In the Wa areas, before opium cultivation ceased in 2005 most poppy farmers earned less than US$ 300 a year from the opium resin they produced, according to hundreds of poppy producers interviewed by Mizzima at the time. And they needed that money to purchase rice in the period before the harvest, buy clothes for their families and procure medicine. Precious little cash was left at the end of each year. So the new burden of taxation on these poppy farmers is likely to only push them to continue to increase the area under cultivation.

“It’s a balloon-affect,” Kuensai Jaiyen, editor of the Shan Herald Agency for News and expert of drug production in northern Burma, told Mizizma. “The increase militarization in Shan State is encouraging an increase in opium cultivation everywhere the Burmese army is in control,” he said.

This recent reported increase in opium cultivation follows a period of dramatic decline in heroin production, after the main ethnic rebel groups involved in opium production all ceased cultivation under pressure from both the Burmese and Chinese authorities. Most of them entered ceasefire pacts with the Burmese some twenty years ago and at the time had been given permission to pursue their illicit trade for a few years as an incentive. But under international pressure in the mid-nineties the junta began to try to curb opium cultivation.

The two bigger ethnic groups, the Kokang and the Wa, stopped poppy production in 2002 and 2005, respectively, after a Chinese crackdown on heroin smuggling because of the enormous leap in drug addiction and HIV infections in China’s southern provinces bordering Burma.

But poppy cultivation has re-emerged elsewhere in Shan State, according to both the Palaung group, UNODC and other informed sources. “Opium cultivation has sprung up in areas that were previously poppy-free,” said Kuensai. “The level of poppy cultivation has returned to the old levels in Shan State,” he said. It is flourishing in northern and southern Shan State, spreading to Kachin State and further west to Arakan and Chin areas, according to Kuensai.

The reports’ most frightening revelation though was its exposure of the increase in drug addiction in areas that have recently turned to opium cultivation.

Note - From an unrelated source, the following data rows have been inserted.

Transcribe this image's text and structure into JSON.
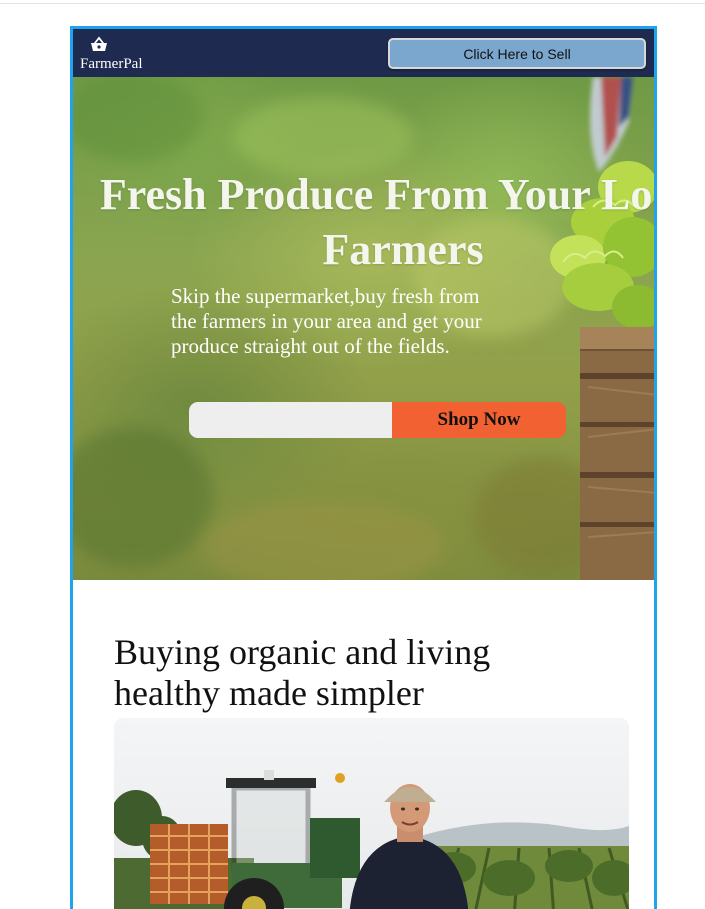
{
  "navbar": {
    "brand": "FarmerPal",
    "brand_icon": "basket-icon",
    "sell_button_label": "Click Here to Sell",
    "background": "#1e2a4f",
    "button_color": "#7ba7cf"
  },
  "hero": {
    "title": "Fresh Produce From Your Local Farmers",
    "subtitle": "Skip the supermarket,buy fresh from the farmers in your area and get your produce straight out of the fields.",
    "input_placeholder": "",
    "shop_button_label": "Shop Now",
    "accent": "#f26131"
  },
  "section": {
    "title": "Buying organic and living healthy made simpler",
    "image": "farmer-with-tractor-image"
  },
  "frame_border_color": "#1fa3ec"
}
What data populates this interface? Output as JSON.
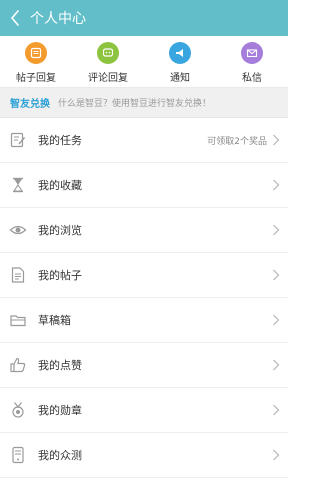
{
  "header": {
    "title": "个人中心"
  },
  "shortcuts": [
    {
      "label": "帖子回复",
      "color": "#f49b2e",
      "icon": "post-reply-icon"
    },
    {
      "label": "评论回复",
      "color": "#8cc43f",
      "icon": "comment-reply-icon"
    },
    {
      "label": "通知",
      "color": "#3aa6e0",
      "icon": "notification-icon"
    },
    {
      "label": "私信",
      "color": "#a57ddb",
      "icon": "message-icon"
    }
  ],
  "banner": {
    "title": "智友兑换",
    "desc": "什么是智豆？使用智豆进行智友兑换！"
  },
  "menu": [
    {
      "label": "我的任务",
      "extra": "可领取2个奖品",
      "icon": "task-icon"
    },
    {
      "label": "我的收藏",
      "extra": "",
      "icon": "hourglass-icon"
    },
    {
      "label": "我的浏览",
      "extra": "",
      "icon": "eye-icon"
    },
    {
      "label": "我的帖子",
      "extra": "",
      "icon": "document-icon"
    },
    {
      "label": "草稿箱",
      "extra": "",
      "icon": "folder-icon"
    },
    {
      "label": "我的点赞",
      "extra": "",
      "icon": "thumbs-up-icon"
    },
    {
      "label": "我的勋章",
      "extra": "",
      "icon": "medal-icon"
    },
    {
      "label": "我的众测",
      "extra": "",
      "icon": "phone-test-icon"
    }
  ]
}
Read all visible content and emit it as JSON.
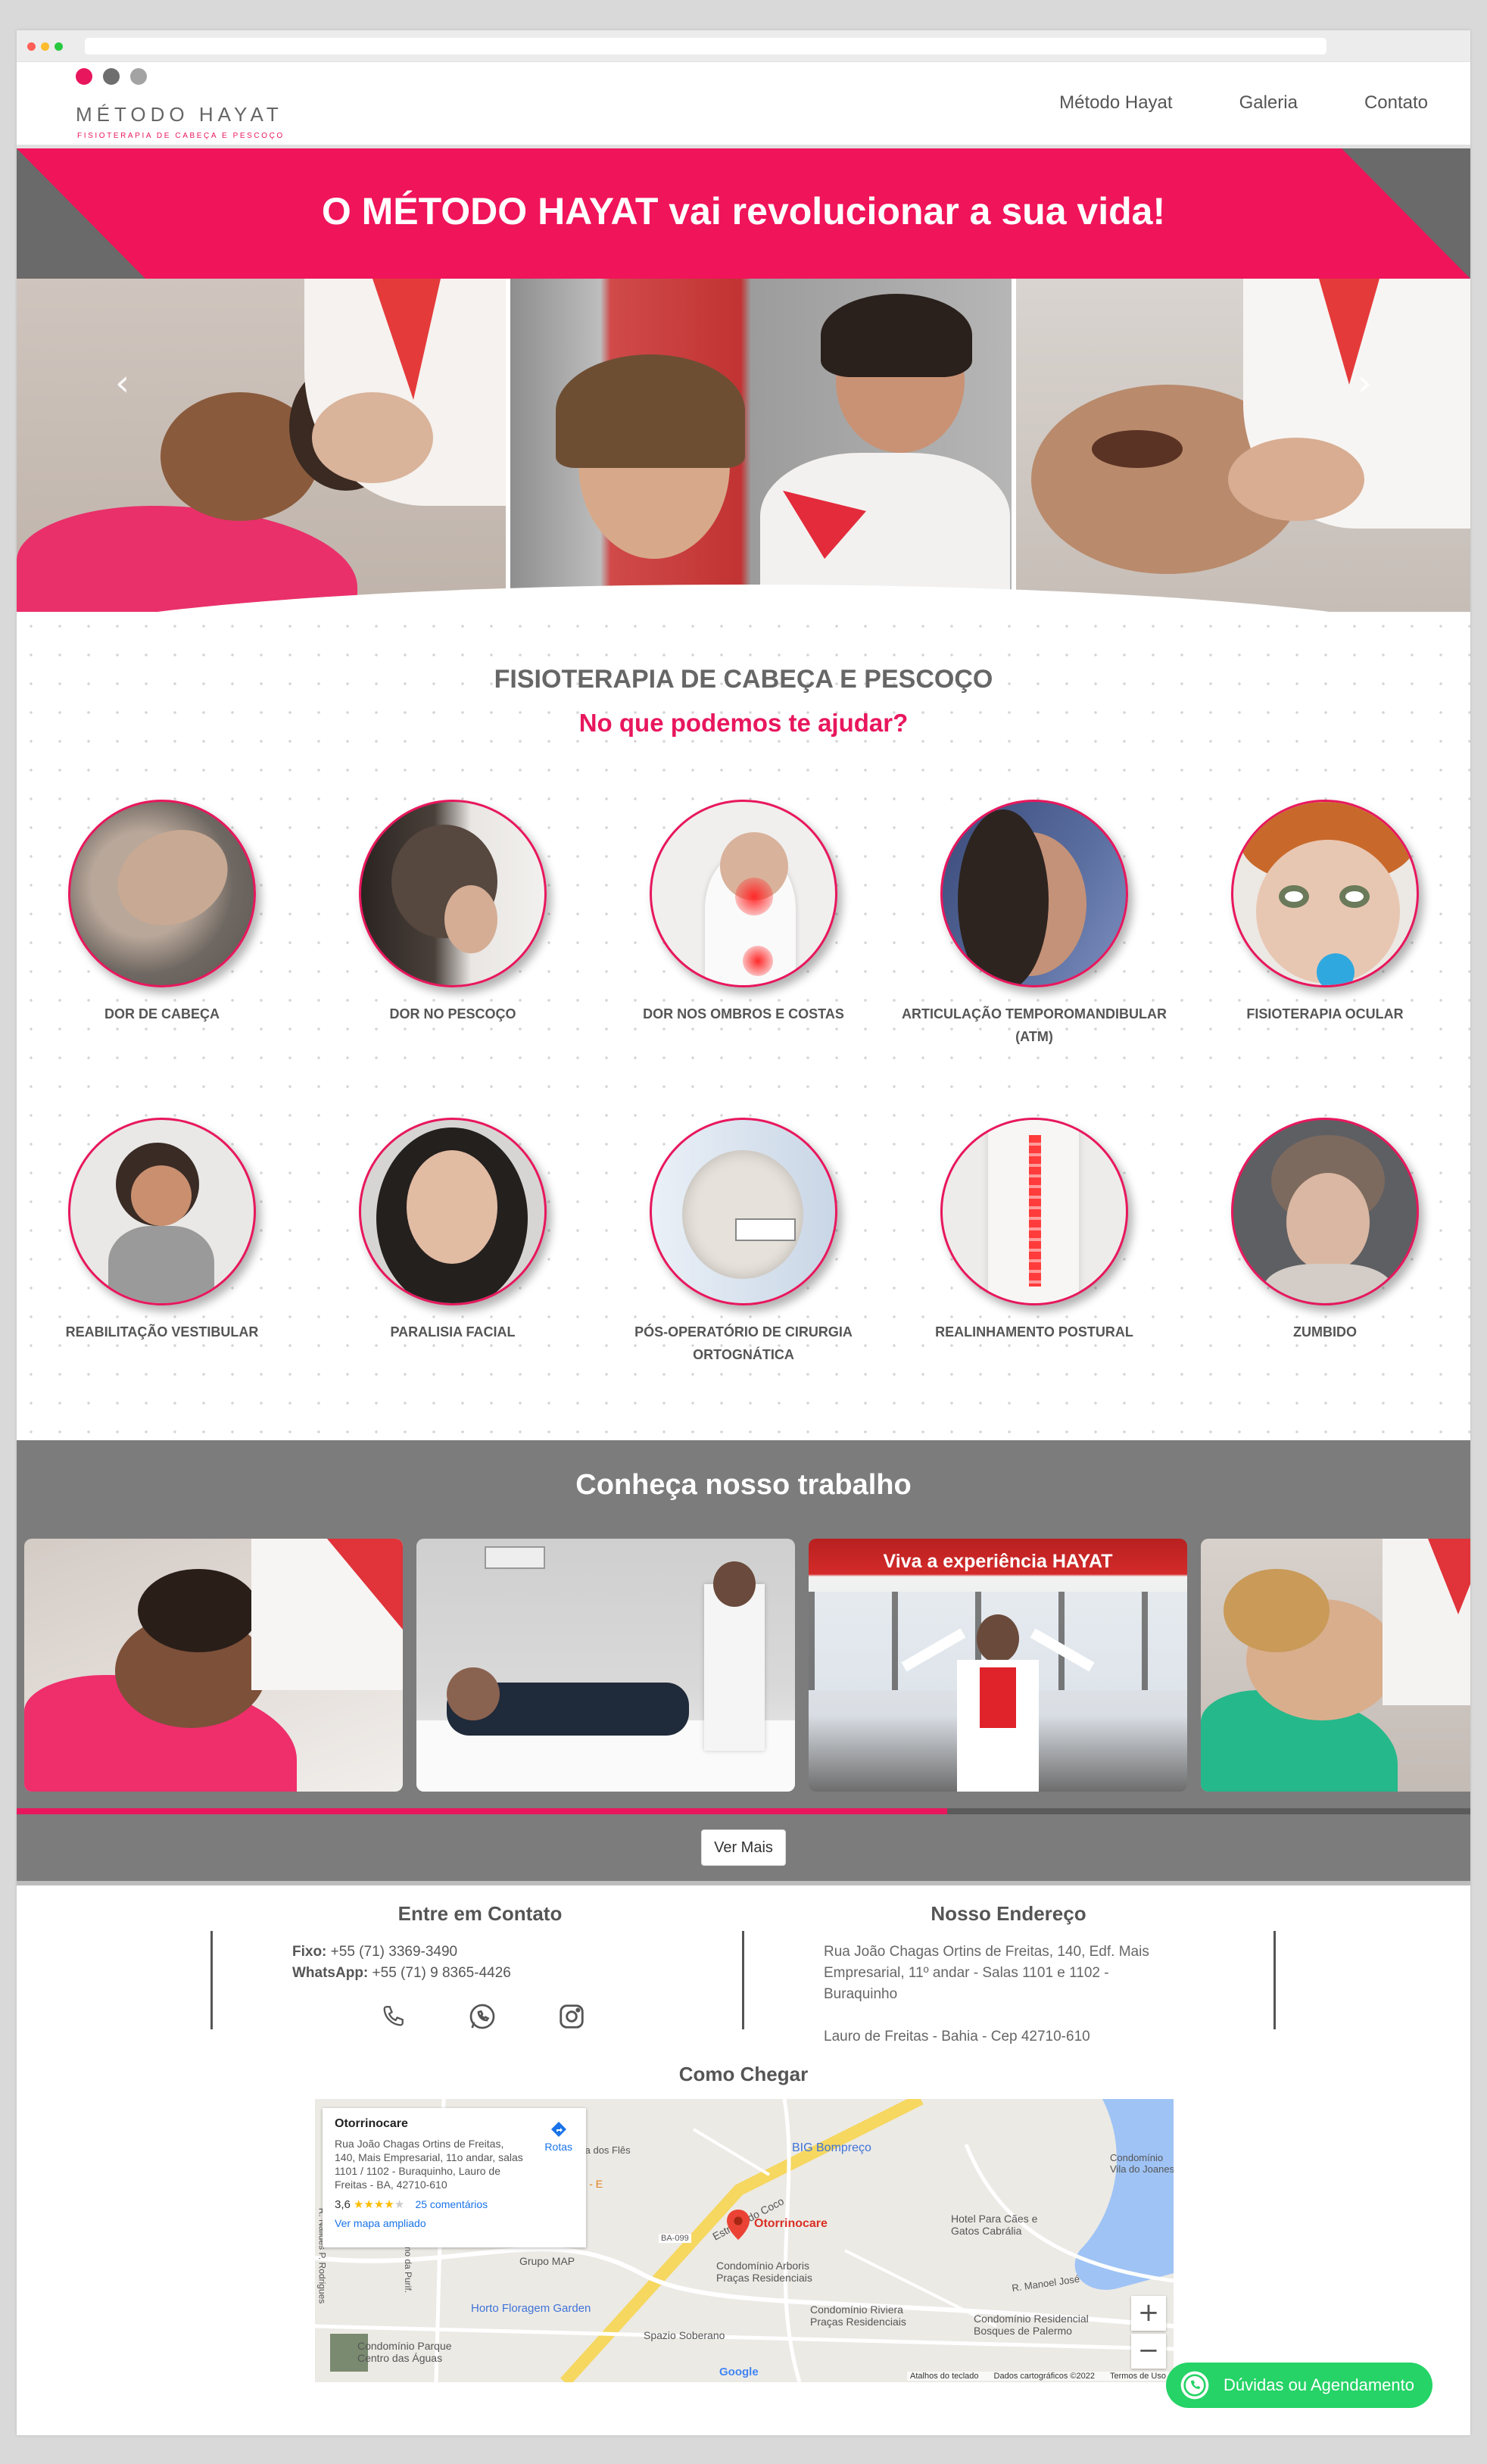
{
  "header": {
    "logo_title": "MÉTODO HAYAT",
    "logo_subtitle": "FISIOTERAPIA DE CABEÇA E PESCOÇO",
    "nav": [
      "Método Hayat",
      "Galeria",
      "Contato"
    ]
  },
  "banner": {
    "headline": "O MÉTODO HAYAT vai revolucionar a sua vida!"
  },
  "services": {
    "title": "FISIOTERAPIA DE CABEÇA E PESCOÇO",
    "subtitle": "No que podemos te ajudar?",
    "items": [
      "DOR DE CABEÇA",
      "DOR NO PESCOÇO",
      "DOR NOS OMBROS E COSTAS",
      "ARTICULAÇÃO TEMPOROMANDIBULAR (ATM)",
      "FISIOTERAPIA OCULAR",
      "REABILITAÇÃO VESTIBULAR",
      "PARALISIA FACIAL",
      "PÓS-OPERATÓRIO DE CIRURGIA ORTOGNÁTICA",
      "REALINHAMENTO POSTURAL",
      "ZUMBIDO"
    ]
  },
  "work": {
    "title": "Conheça nosso trabalho",
    "banner_text": "Viva a experiência HAYAT",
    "button": "Ver Mais",
    "progress": 0.64
  },
  "contact": {
    "title": "Entre em Contato",
    "fixo_label": "Fixo:",
    "fixo_value": "+55 (71) 3369-3490",
    "whatsapp_label": "WhatsApp:",
    "whatsapp_value": "+55 (71) 9 8365-4426"
  },
  "address": {
    "title": "Nosso Endereço",
    "line1": "Rua João Chagas Ortins de Freitas, 140, Edf. Mais",
    "line2": "Empresarial, 11º andar - Salas 1101 e 1102 -",
    "line3": "Buraquinho",
    "city": "Lauro de Freitas - Bahia - Cep 42710-610"
  },
  "map": {
    "title": "Como Chegar",
    "card_name": "Otorrinocare",
    "card_address": "Rua João Chagas Ortins de Freitas, 140, Mais Empresarial, 11o andar, salas 1101 / 1102 - Buraquinho, Lauro de Freitas - BA, 42710-610",
    "rating": "3,6",
    "reviews": "25 comentários",
    "routes": "Rotas",
    "enlarge": "Ver mapa ampliado",
    "pin_label": "Otorrinocare",
    "places": [
      "BIG Bompreço",
      "Estrada do Coco",
      "Grupo MAP",
      "Condomínio Arboris Praças Residenciais",
      "Horto Floragem Garden",
      "Condomínio Riviera Praças Residenciais",
      "Hotel Para Cães e Gatos Cabrália",
      "Condomínio Residencial Bosques de Palermo",
      "Spazio Soberano",
      "Condomínio Parque Centro das Águas",
      "CANHAS - E FREITAS",
      "Condomínio Vila do Joanes",
      "R. Manoel José",
      "R. Nalides P. Rodrigues",
      "R. Dalmo da Purif.",
      "Rua dos Flês",
      "BA-099"
    ],
    "footer": [
      "Atalhos do teclado",
      "Dados cartográficos ©2022",
      "Termos de Uso"
    ],
    "google": "Google"
  },
  "whatsapp_button": "Dúvidas ou Agendamento",
  "colors": {
    "accent": "#e8175d",
    "gray_banner": "#7c7c7c",
    "whatsapp": "#25d366"
  }
}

In the villages surveyed in Mantong, more than three out of every four males over the age of 15 was addicted to either opium or heroin. For Mantong as a whole they an estimated 85 percent of men are drug addicts - nearly doubling in the last three years. Curiously, they found that very few women, only or tow, are addicts, Lway Nway Hnoung told Mizzima.

In Namkham, drug addiction was reported to be less than 50 percent but has still increased nearly four-fold over the last three years.

“As long as this military regime remains in power, drugs will continue to poison people in Burma and the region,” said Lway Nway Hnoung.